International survey teams, and organizations such as the World Health Organization (WHO), are 'calling the circle', to address such issues as harvest sustainability, organic soil replenishment, transportation and ethical marketing strategies.  Representatives from the United States have often been most notable by their absence at these international convocations, gatherings which almost always include 'developed and developing' nations in their speaker panels and guests. Time is critical. Another on-going debate is how to include all stake-holders, from indigenous farmers, land owners small and large, to scientists, environmentalists, manufacturers small and large, and marketers, in working toward accords, policies, regulations, pacts.

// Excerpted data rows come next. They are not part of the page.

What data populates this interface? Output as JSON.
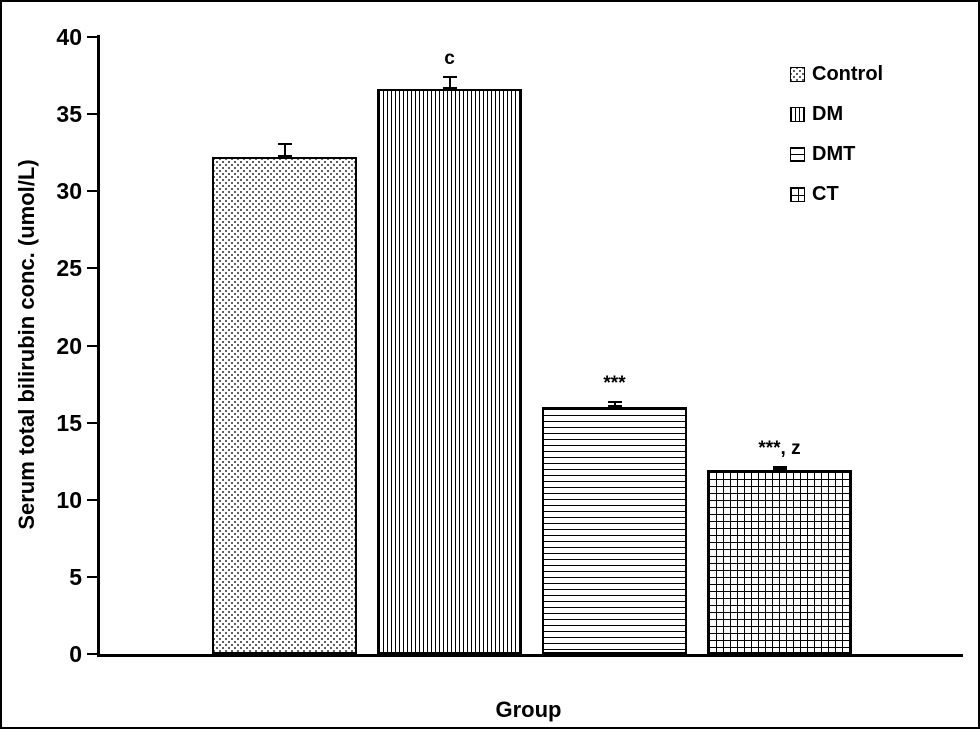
{
  "chart_data": {
    "type": "bar",
    "title": "",
    "xlabel": "Group",
    "ylabel": "Serum total bilirubin conc. (umol/L)",
    "ylim": [
      0,
      40
    ],
    "ytick_step": 5,
    "grid": false,
    "categories": [
      "Control",
      "DM",
      "DMT",
      "CT"
    ],
    "values": [
      32.2,
      36.6,
      16.0,
      11.9
    ],
    "errors": [
      0.9,
      0.9,
      0.4,
      0.3
    ],
    "annotations": [
      "",
      "c",
      "***",
      "***, z"
    ],
    "patterns": [
      "dots",
      "vlines",
      "hlines",
      "grid"
    ],
    "legend": [
      "Control",
      "DM",
      "DMT",
      "CT"
    ],
    "legend_position": "top-right"
  },
  "colors": {
    "bar_border": "#000000",
    "axis": "#000000",
    "background": "#ffffff",
    "text": "#000000"
  }
}
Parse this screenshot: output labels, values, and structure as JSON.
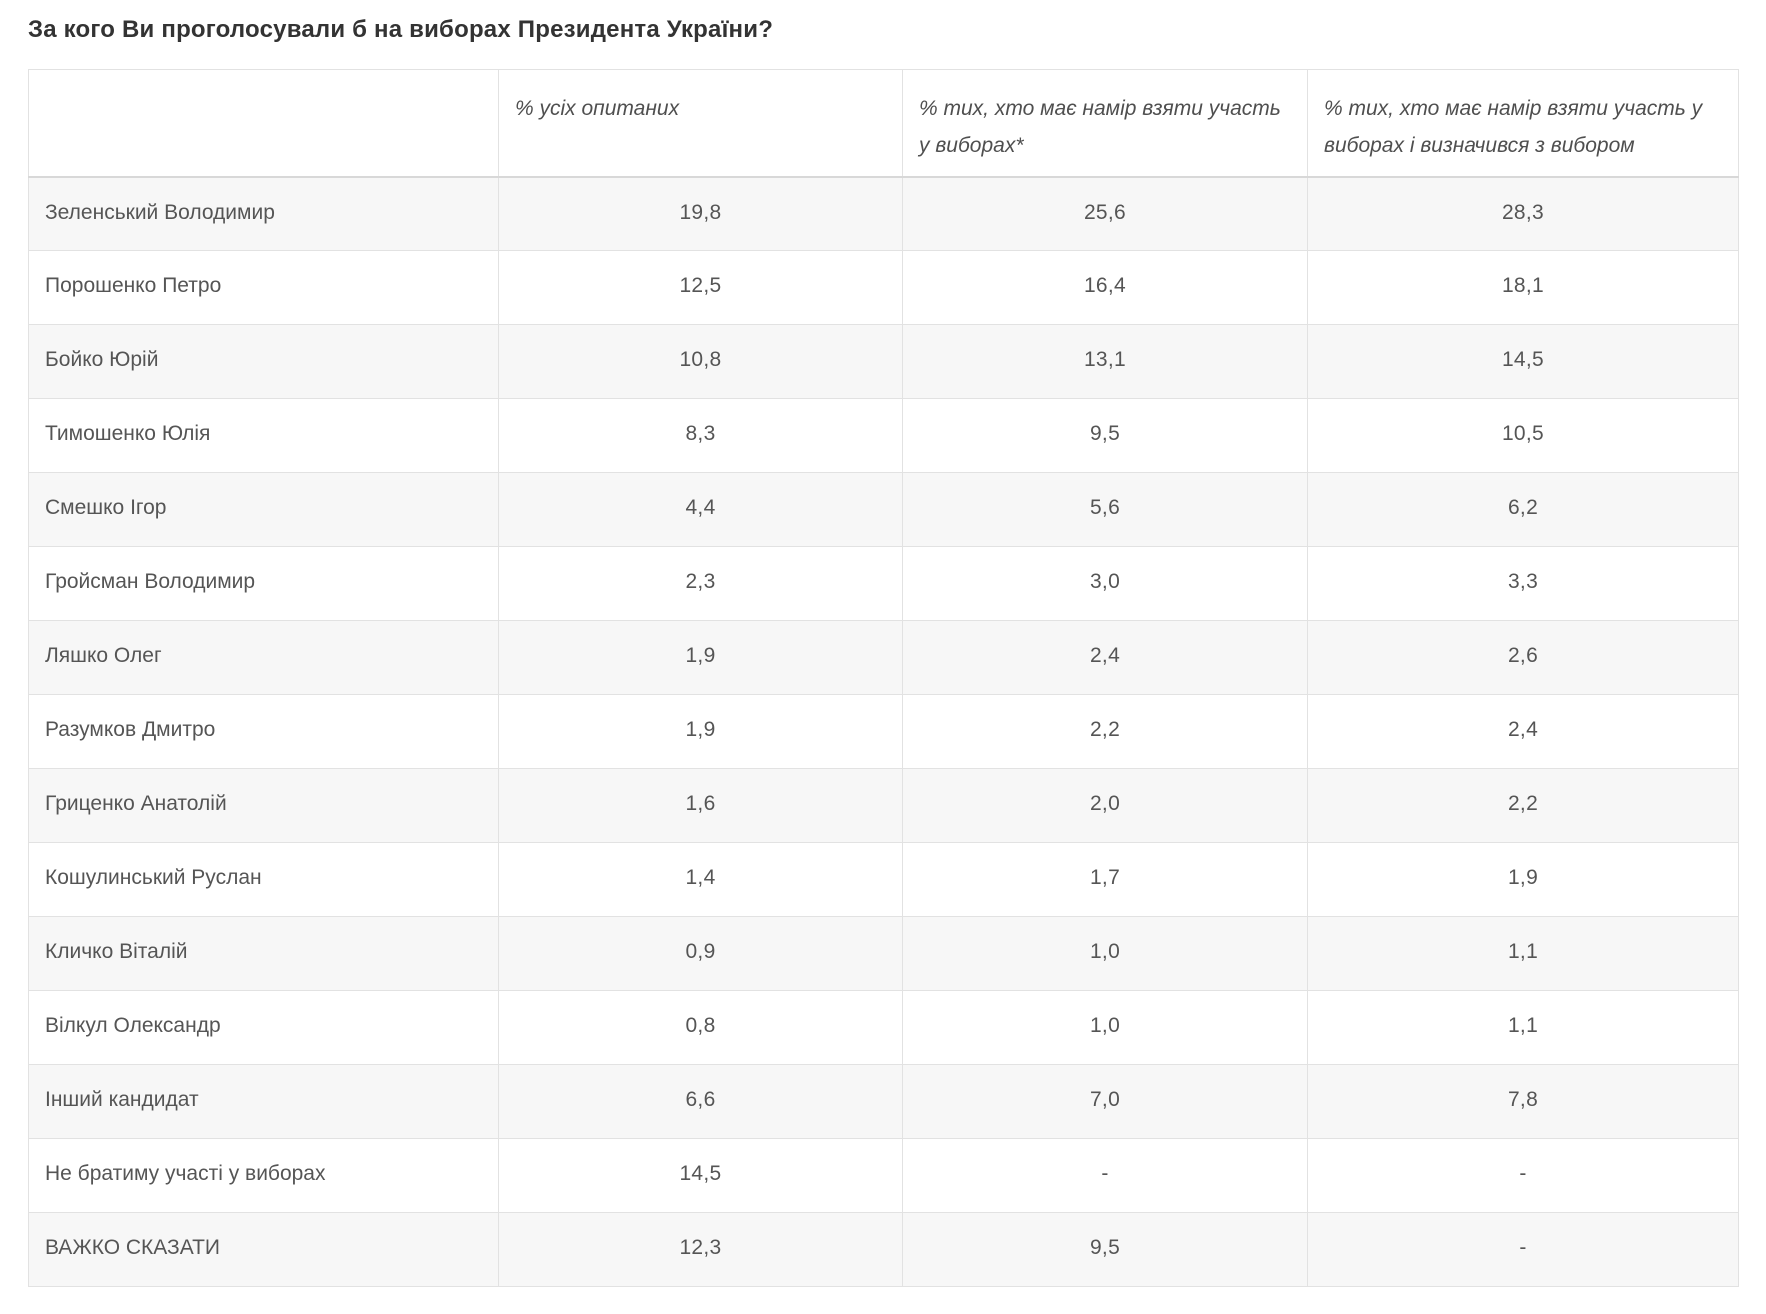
{
  "page": {
    "title": "За кого Ви проголосували б на виборах Президента України?"
  },
  "table": {
    "columns": {
      "candidate": "",
      "pct_all": "% усіх опитаних",
      "pct_intend": "% тих, хто має намір взяти участь у виборах*",
      "pct_decided": "% тих, хто має намір взяти участь у виборах і визначився з вибором"
    },
    "rows": [
      {
        "name": "Зеленський Володимир",
        "pct_all": "19,8",
        "pct_intend": "25,6",
        "pct_decided": "28,3"
      },
      {
        "name": "Порошенко Петро",
        "pct_all": "12,5",
        "pct_intend": "16,4",
        "pct_decided": "18,1"
      },
      {
        "name": "Бойко Юрій",
        "pct_all": "10,8",
        "pct_intend": "13,1",
        "pct_decided": "14,5"
      },
      {
        "name": "Тимошенко Юлія",
        "pct_all": "8,3",
        "pct_intend": "9,5",
        "pct_decided": "10,5"
      },
      {
        "name": "Смешко Ігор",
        "pct_all": "4,4",
        "pct_intend": "5,6",
        "pct_decided": "6,2"
      },
      {
        "name": "Гройсман Володимир",
        "pct_all": "2,3",
        "pct_intend": "3,0",
        "pct_decided": "3,3"
      },
      {
        "name": "Ляшко Олег",
        "pct_all": "1,9",
        "pct_intend": "2,4",
        "pct_decided": "2,6"
      },
      {
        "name": "Разумков Дмитро",
        "pct_all": "1,9",
        "pct_intend": "2,2",
        "pct_decided": "2,4"
      },
      {
        "name": "Гриценко Анатолій",
        "pct_all": "1,6",
        "pct_intend": "2,0",
        "pct_decided": "2,2"
      },
      {
        "name": "Кошулинський Руслан",
        "pct_all": "1,4",
        "pct_intend": "1,7",
        "pct_decided": "1,9"
      },
      {
        "name": "Кличко Віталій",
        "pct_all": "0,9",
        "pct_intend": "1,0",
        "pct_decided": "1,1"
      },
      {
        "name": "Вілкул Олександр",
        "pct_all": "0,8",
        "pct_intend": "1,0",
        "pct_decided": "1,1"
      },
      {
        "name": "Інший кандидат",
        "pct_all": "6,6",
        "pct_intend": "7,0",
        "pct_decided": "7,8"
      },
      {
        "name": "Не братиму участі у виборах",
        "pct_all": "14,5",
        "pct_intend": "-",
        "pct_decided": "-"
      },
      {
        "name": "ВАЖКО СКАЗАТИ",
        "pct_all": "12,3",
        "pct_intend": "9,5",
        "pct_decided": "-"
      }
    ]
  },
  "colors": {
    "row_alt_background": "#f7f7f7",
    "border": "#e2e2e2",
    "header_separator": "#d8d8d8",
    "title_text": "#333333",
    "body_text": "#555555"
  }
}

In the Journal of the American Botanical Council, "Herbalgram," Number 73, an article by Courtney Cavaliere, (pages 56-59) called, "Brazilian Women Promote Sustainable Harvesting of Endangered Rosewoods" helps to illustrate some long-term goals we must succeed in addressing as an Earth. A group of women in the northern Amazon as state in Brazil have begun an industry to sell soaps and other herbal products made with rosewood oil, while at the same time farming rosewood tree plantations as a sustainable resource for the future. In such ways as this, groups of local citizens in many parts of the world, often with initial help from governmental or non-governmental organizations, can work toward gaining new skills, and raising communities' standards of living, while helping to sustain plant communities in danger from over-harvest, erosion, soil depletion and other scourges.

Every such story brings new hope that THIS TIME we might get it right: the honoring and re-valuing of ancient medicinal formulas, the shepherding of the plant species, the sharing and bartering of medicaments on a global scale, in the most efficient and ethical ways.

I marveled at the chance to be part of a profoundly mindful effort, on a very human scale, to extend a tentative greeting from a tiny, forested hamlet tucked just south of the tundra, to the equatorial regions of rural Africa.